Après ses études en économie, il se rend au Manitoba pour étudier l’actuariat, un des seuls endroits où se donnait la formation. À son retour, en 1951, il crée le premier cours dans le domaine au Québec à l’Université Laval. Claude Castonguay n’a alors que 21 ans.

«L’actuariat c’est l’analyse de risques dans plusieurs domaines et particulièrement en assurances. Pendant mes études, la question des assurances sociales m’intéressait beaucoup.»

Il fondera ensuite avec des associés le premier bureau d’actuaire-conseil à Montréal qu’il quittera pour aider à mettre sur pied la Caisse de dépôt.

«Au début des années 60, l’idée avait été lancée, mais on ne disposait pas de fonds. J’ai proposé au premier ministre de l’époque, Jean Lesage, de créer un régime de rentes pour les travailleurs. L’argent accumulé pourrait être placé par la Caisse de dépôt et ça permettrait de la démarrer», raconte M. Castonguay.

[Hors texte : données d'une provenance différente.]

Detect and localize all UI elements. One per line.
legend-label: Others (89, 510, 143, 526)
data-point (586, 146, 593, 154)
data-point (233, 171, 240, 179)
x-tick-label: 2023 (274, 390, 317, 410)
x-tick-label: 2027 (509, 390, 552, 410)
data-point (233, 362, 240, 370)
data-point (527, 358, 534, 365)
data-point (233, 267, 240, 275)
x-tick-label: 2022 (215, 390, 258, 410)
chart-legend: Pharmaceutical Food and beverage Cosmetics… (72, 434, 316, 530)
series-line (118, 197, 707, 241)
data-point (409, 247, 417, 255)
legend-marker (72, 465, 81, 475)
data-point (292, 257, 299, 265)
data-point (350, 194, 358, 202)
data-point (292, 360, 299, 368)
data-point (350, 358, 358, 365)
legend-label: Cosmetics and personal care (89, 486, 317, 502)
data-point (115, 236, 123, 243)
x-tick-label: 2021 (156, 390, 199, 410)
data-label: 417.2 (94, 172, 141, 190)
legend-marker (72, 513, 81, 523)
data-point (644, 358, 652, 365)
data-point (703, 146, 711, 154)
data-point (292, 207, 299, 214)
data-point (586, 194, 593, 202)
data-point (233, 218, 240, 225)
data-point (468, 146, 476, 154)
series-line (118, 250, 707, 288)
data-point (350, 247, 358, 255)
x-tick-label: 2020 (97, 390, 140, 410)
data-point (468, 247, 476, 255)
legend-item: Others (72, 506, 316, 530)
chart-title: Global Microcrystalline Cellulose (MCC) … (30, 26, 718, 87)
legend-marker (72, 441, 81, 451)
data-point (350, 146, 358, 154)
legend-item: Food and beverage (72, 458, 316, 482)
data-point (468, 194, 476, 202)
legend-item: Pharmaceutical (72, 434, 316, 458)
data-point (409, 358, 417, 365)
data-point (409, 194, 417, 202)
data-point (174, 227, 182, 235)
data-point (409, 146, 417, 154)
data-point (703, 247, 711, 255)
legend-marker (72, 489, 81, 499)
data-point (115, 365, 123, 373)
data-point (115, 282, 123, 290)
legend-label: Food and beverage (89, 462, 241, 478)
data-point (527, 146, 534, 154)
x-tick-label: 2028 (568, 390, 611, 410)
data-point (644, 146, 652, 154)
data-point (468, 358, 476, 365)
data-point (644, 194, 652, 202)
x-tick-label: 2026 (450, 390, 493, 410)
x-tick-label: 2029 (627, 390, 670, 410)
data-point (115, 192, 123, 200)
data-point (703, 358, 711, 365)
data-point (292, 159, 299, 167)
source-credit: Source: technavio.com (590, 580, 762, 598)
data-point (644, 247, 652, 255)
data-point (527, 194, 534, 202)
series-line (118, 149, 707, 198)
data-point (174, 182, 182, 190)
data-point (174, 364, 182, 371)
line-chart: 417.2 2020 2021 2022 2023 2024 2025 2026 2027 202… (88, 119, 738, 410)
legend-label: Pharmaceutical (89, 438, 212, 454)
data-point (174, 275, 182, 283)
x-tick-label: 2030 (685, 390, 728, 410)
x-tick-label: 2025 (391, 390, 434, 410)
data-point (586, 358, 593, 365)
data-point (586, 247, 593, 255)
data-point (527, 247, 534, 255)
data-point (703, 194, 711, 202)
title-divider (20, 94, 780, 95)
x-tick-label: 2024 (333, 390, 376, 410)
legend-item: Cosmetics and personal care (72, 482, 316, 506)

Plus tard, il est désigné par un premier ministre Daniel Johnson débordé par l’organisation d’Expo 67 pour présider la commission Castonguay-Nepveu sur la santé. Les demandes étaient alors nombreuses pour ouvrir des hôpitaux et rendre plus accessibles les services à l’ensemble de la population.

Tel qu’il l’avait promis à sa famille, il n’a fait qu’un seul mandat en politique. Il a occupé successivement les postes de ministre de la Santé et des Affaires sociales. Il devient ensuite président de la Banque Laurentienne avant d’être nommé sénateur en 1990 pour rapatrier la constitution avec l’accord du Lac Meech.

Vers un meilleur Québec
«Il en reste beaucoup à faire au Québec, mais quand on regarde d’où on est parti, on a fait énormément de progrès. Il ne faut pas perdre confiance», explique le grand-père de cinq petits-enfants.

À 87 ans, il écrit toujours des chroniques dans La Presse. Il croit que l’avenir de sa nation passe par la valorisation de l’éducation et de la jeunesse.

«Les jeunes ont un rôle important à jouer dans l’évolution. Je donne encore des conférences dans les universités et je suis toujours impressionné par ceux que je rencontre. Ils sont rendus partout, ils voyagent, c’est très sain.»

Malgré ses critiques, Claude Castonguay croit que sa carte-soleil, ou comme on l’appelait à l’époque sa «castonguette», a encore sa place tout comme le modèle de soins universel.